Tutti conoscono il suo Boléro, ma pochi sanno che quando George Gershwin gli chiese di dargli lezioni, lui rifiutò giustificandosi così: “Scriverebbe del pessimo Ravel e rischierebbe di perdere la magnifica spontaneità della sua linea melodica”.
Questo aneddoto su Maurice Ravel è solo uno dei molti raccolti da Stefano Bollani nella sua ultima fatica letteraria: Il monello, il guru, l’alchimista e altre storie di musicisti (Mondadori), scritto con la collaborazione di Alberto Riva.

Quarta serata del 63esimo Festival di Sanremo

Curioso, onnivoro, appassionato di tutto quanto sta sopra, sotto, intorno alla musica, a cominciare da chi la scrive e la interpreta, Bollani ha indagato sulla vita di alcuni dei suoi musicisti preferiti. E dopo Parliamo di musica, bestseller di due anni fa, prosegue il viaggio di condivisione con i suoi adoranti lettori-ascoltatori (Bollani è il primo pianista-jazz ad avere un fan-club: i “Bollati”) con i ritratti di tredici grandi della musica. Più uno (una?) con sorpresa finale.

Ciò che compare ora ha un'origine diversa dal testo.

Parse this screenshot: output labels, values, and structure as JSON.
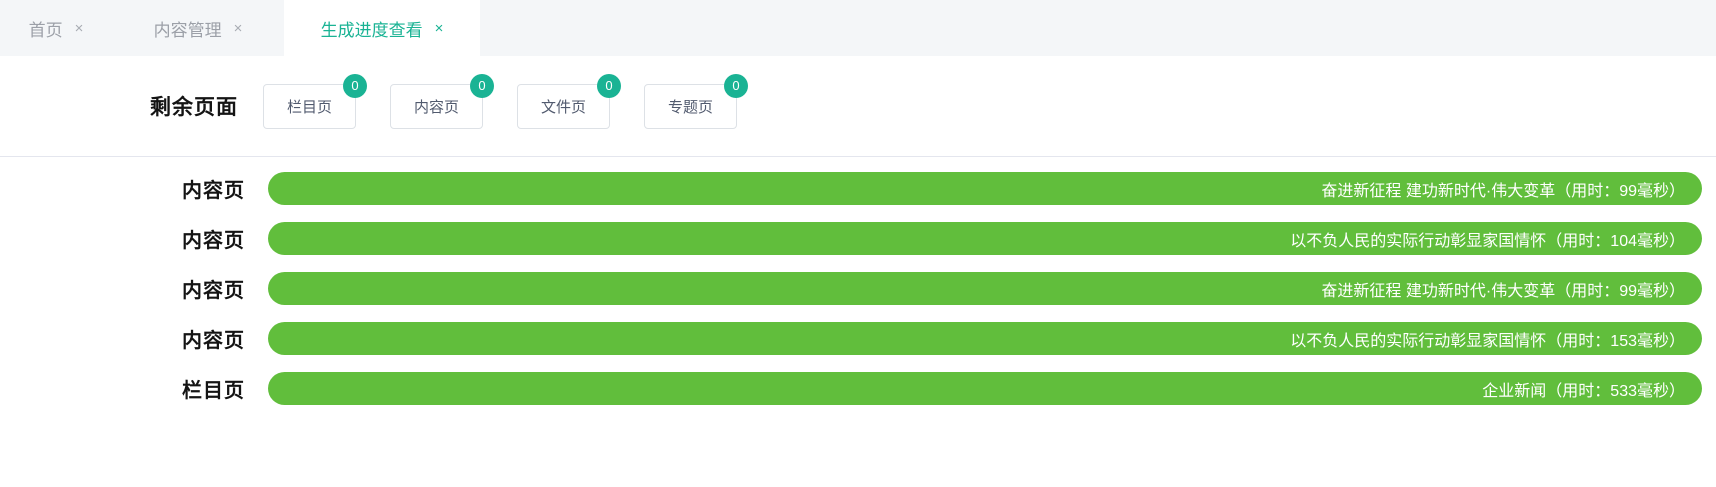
{
  "tabs": [
    {
      "label": "首页",
      "close": "×",
      "active": false
    },
    {
      "label": "内容管理",
      "close": "×",
      "active": false
    },
    {
      "label": "生成进度查看",
      "close": "×",
      "active": true
    }
  ],
  "header": {
    "title": "剩余页面",
    "counters": [
      {
        "label": "栏目页",
        "badge": "0"
      },
      {
        "label": "内容页",
        "badge": "0"
      },
      {
        "label": "文件页",
        "badge": "0"
      },
      {
        "label": "专题页",
        "badge": "0"
      }
    ]
  },
  "progress": {
    "rows": [
      {
        "type": "内容页",
        "text": "奋进新征程 建功新时代·伟大变革（用时：99毫秒）"
      },
      {
        "type": "内容页",
        "text": "以不负人民的实际行动彰显家国情怀（用时：104毫秒）"
      },
      {
        "type": "内容页",
        "text": "奋进新征程 建功新时代·伟大变革（用时：99毫秒）"
      },
      {
        "type": "内容页",
        "text": "以不负人民的实际行动彰显家国情怀（用时：153毫秒）"
      },
      {
        "type": "栏目页",
        "text": "企业新闻（用时：533毫秒）"
      }
    ]
  },
  "colors": {
    "accent_teal": "#1ab394",
    "bar_green": "#61be3c",
    "tabbar_bg": "#f4f6f8",
    "inactive_tab_text": "#9ca0a8",
    "divider": "#e4e6ee"
  }
}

Il monello del titolo non poteva che essere Louis Armstrong, “un orfanello molto sveglio che ha dovuto imparare in fretta come cavarsela” e che negli anni Venti, costretto dalla grande novità dell’epoca, il disco a 78 giri, a comprimere la durata delle sessioni, ha rivoluzionato il jazz riscrivendo le strutture e realizzando straordinari arrangiamenti ad hoc.
Il titolo di guru viene invece assegnato a un grande vecchio della musica brasiliana: João Gilberto, il “bahiano con gli occhiali e l’aspetto di un impiegato di banca” che ha reso immortali le canzoni di un altro grande brasiliano, Antônio Carlos Jobim, sussurrando con un filo di voce, invece di cantare con l’impostazione tenorile e stentorea che usava negli anni Cinquanta, e suonando “come se fosse caduto sulla terra con la chitarra in mano”.

Alto, dinoccolato, elegante nelle sue giacche di tweed con toppe ai gomiti che lo facevano apparire più un professore universitario che un pianista, Bill Evans è l’alchimista che nel suo personale crogiolo musicale fonde la musica colta con il jazz inventando un nuovo linguaggio: “Invece di fare accordi pieni (cioè minimo di tre note), spesso produceva dei bicordi, cioè accordi di due note. Li suonava con la mano sinistra e li usava ritmicamente, in modo da lasciare la destra libera di fare un assolo, di ‘cantare’”.

Nel pantheon bollaniano non poteva mancare Renato Carosone, dal quale il pianista rimase folgorato da bambino, al punto da inviargli un’audiocassetta con le esecuzioni di alcuni dei suoi brani (e Carosone rispose, invitandolo a farsi le ossa ascoltando il blues). Cresciuto musicalmente studiando pianoforte al Conservatorio e suonando per gli italiani in Eritrea, dove dirigeva un’orchestra di musicisti africani, Carosone “si lanciò anzitempo nella cosiddetta world music. Cantava napoletano fluttuando tra un ritmo afrocaraibico e un passaggio arabeggiante: ed eccoti servita Caravan petrole”. Ottimo musicista, geniale autore di gioiellini di pochissimi minuti (Tu vuo’ fa l’americano), irresistibile entertainer, Carosone, scrive Bollani, aveva una caratteristica unica, quella di “intendere molto seriamente la parodia”.

L’anarchico Frank Zappa, il disinvolto Gorni Kramer (ma lo sapevate che Gorni è il cognome e Kramer il nome?), l’apolide Astor Piazzolla, il padre di Galileo Galilei e la figlia (?) di un celebre fisico (!!!). E ancora: i Beatles, Francis Poulenc, Eric Satie, Nino Rota. C’è di che imparare e deliziarsi ascoltando Bollani, per una volta non in concerto ma dalle pagine del suo libro.